I shall give an example of an innovative company and the problems that it is having. In summary, over 200 NHS patients have been treated to date with Natrox oxygen therapy, an innovative treatment indicated for chronic non-healing diabetic foot ulcers and other chronic wounds. The NHS has not paid for any of the patients to be treated; the company has. It is a small start-up business, and it can no longer afford to fund free treatment for the NHS because the NHS now wants the company to dedicate itself to providing products to paying healthcare customers in other countries.
The NHS has pushed this company from pillar to post with all the so-called innovations that it has developed.
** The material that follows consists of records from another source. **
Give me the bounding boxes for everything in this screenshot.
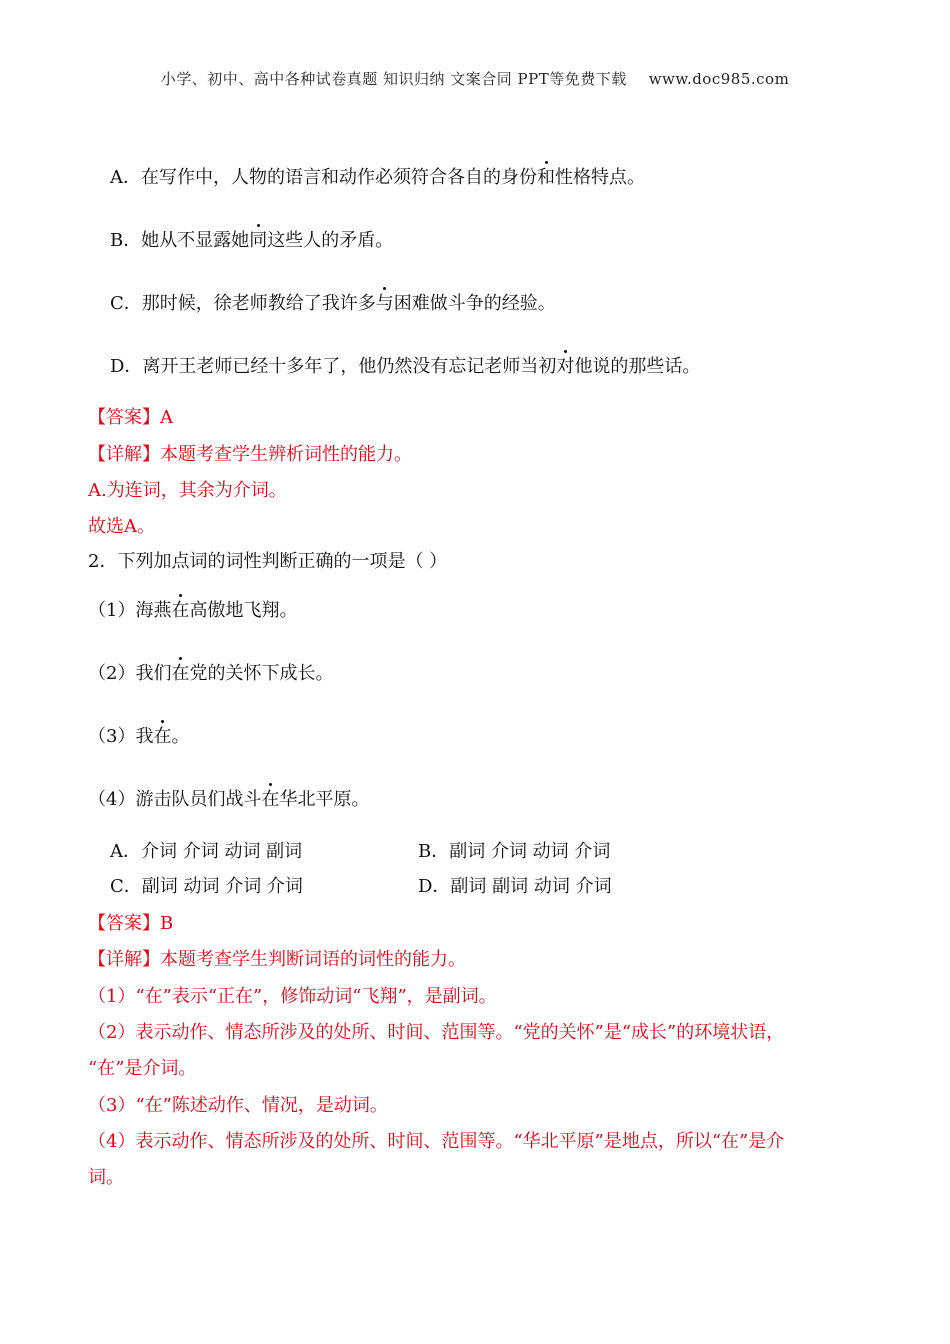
q2-explain-line: “在”是介词。: [88, 1058, 197, 1079]
emphasis-dot-word: 对: [556, 356, 575, 377]
page-header: [0, 68, 950, 89]
q2-explain-line: 词。: [88, 1167, 124, 1188]
q2-choice-a: A．介词 介词 动词 副词: [110, 841, 303, 862]
q2-choice-b: B．副词 介词 动词 介词: [418, 841, 611, 862]
q1-answer: 【答案】A: [88, 407, 173, 428]
header-text: 小学、初中、高中各种试卷真题 知识归纳 文案合同 PPT等免费下载: [160, 70, 627, 88]
q1-option-b: B．她从不显露她同这些人的矛盾。: [110, 230, 394, 251]
emphasis-dot-word: 与: [375, 293, 394, 314]
emphasis-dot-word: 和: [537, 167, 555, 188]
q2-explain-line: （1）“在”表示“正在”，修饰动词“飞翔”，是副词。: [88, 986, 497, 1007]
q2-explain-line: （2）表示动作、情态所涉及的处所、时间、范围等。“党的关怀”是“成长”的环境状语，: [88, 1022, 785, 1043]
q1-option-d: D．离开王老师已经十多年了，他仍然没有忘记老师当初对他说的那些话。: [110, 356, 701, 377]
q2-choice-c: C．副词 动词 介词 介词: [110, 876, 303, 897]
q1-explain-line: A.为连词，其余为介词。: [88, 480, 287, 501]
q2-item-4: （4）游击队员们战斗在华北平原。: [88, 789, 370, 810]
header-url: www.doc985.com: [648, 70, 790, 88]
q2-explain-line: 【详解】本题考查学生判断词语的词性的能力。: [88, 949, 466, 970]
q1-option-c: C．那时候，徐老师教给了我许多与困难做斗争的经验。: [110, 293, 556, 314]
q2-explain-line: （4）表示动作、情态所涉及的处所、时间、范围等。“华北平原”是地点，所以“在”是介: [88, 1131, 785, 1152]
q2-explain-line: （3）“在”陈述动作、情况，是动词。: [88, 1095, 388, 1116]
emphasis-dot-word: 同: [249, 230, 268, 251]
q2-item-2: （2）我们在党的关怀下成长。: [88, 663, 334, 684]
q1-option-a: A．在写作中，人物的语言和动作必须符合各自的身份和性格特点。: [110, 167, 645, 188]
q2-answer: 【答案】B: [88, 913, 174, 934]
q2-stem: 2．下列加点词的词性判断正确的一项是（ ）: [88, 551, 448, 572]
q2-item-1: （1）海燕在高傲地飞翔。: [88, 600, 298, 621]
q1-explain-line: 故选A。: [88, 516, 155, 537]
q2-item-3: （3）我在。: [88, 726, 190, 747]
emphasis-dot-word: 在: [171, 663, 190, 684]
emphasis-dot-word: 在: [261, 789, 280, 810]
emphasis-dot-word: 在: [153, 726, 172, 747]
q2-choice-d: D．副词 副词 动词 介词: [418, 876, 612, 897]
emphasis-dot-word: 在: [171, 600, 190, 621]
q1-explain-line: 【详解】本题考查学生辨析词性的能力。: [88, 444, 412, 465]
Almost two years ago, the company went down the road of the “innovation scorecard”. My noble friend, who is in despair about this innovation scorecard that so many of us have heard about, may talk about it later. So the company spent a lot of energy on the scorecard and was preparing a tender submission but then the NHS abandoned the process. That was later restarted but the company was told it had to start again from scratch. It did so, but then it heard that the innovation scorecard process was being abandoned and it now had to utilise Innovation Connect. It registered on Innovation Connect in March but has had zero feedback from that route—not even an acknowledgment. There is no clear or obvious path to contracting for new products on the Innovation Connect website. The company has followed this up with emails and met the people concerned but has had absolutely no response.
So here we have the potential of NHS-assisted innovation, with some research funded by the National Institute for Health Research, not being available to NHS patients. Members of the company’s board, comprising UK and international investors, are pushing to relocate to the US on the basis that more interest and commitment has been shown by US healthcare providers. If that happens, NHS patients will lose out, the country will lose out and yet another UK innovation will have been lost overseas. I am afraid this is not an isolated incident; it is happening day after day. Hugely innovative companies simply cannot get inside the NHS.
It is the same story with medicines. Obviously pharma companies do not enjoy much sympathy in the world, but we are coming to the end of the current five-year PPRS agreement, which essentially rebated to the Government any cost of branded drugs, over a certain allowance for inflation, and instead of that money being used to invest in new medicines it has just gone back into the coffers of the Treasury. Patients in this country simply do not have access to the kinds of medicines that are available in France and Germany. It seems to me that NHS England has no interest, or policy to do so, in saying that it is in the UK’s interest to invest in new medicines, many of which have been developed in this country but will not be developed here in future. We are absolutely at the tipping point of losing a lot of the pharma industry, as the chief executive of AstraZeneca has made clear in his recent remarks.
We come to the Government’s response. Frankly, it is pathetic. The accelerated access review and academic health science networks are worthy but very marginal, as they can deal with only a few products and medicines. Then we are told that we can have a life sciences council. Wonderful. What on earth is a life sciences council going to do to get the NHS involved in investing in innovation and in the future of our country?
I am afraid I have reached the gloomy conclusion that for all the bold talk, exciting strategies and ministerial visions, the NHS is incapable of responding. Patients are losing out, innovative UK companies are getting a raw deal and, frankly, the life sciences strategy is doomed to fail.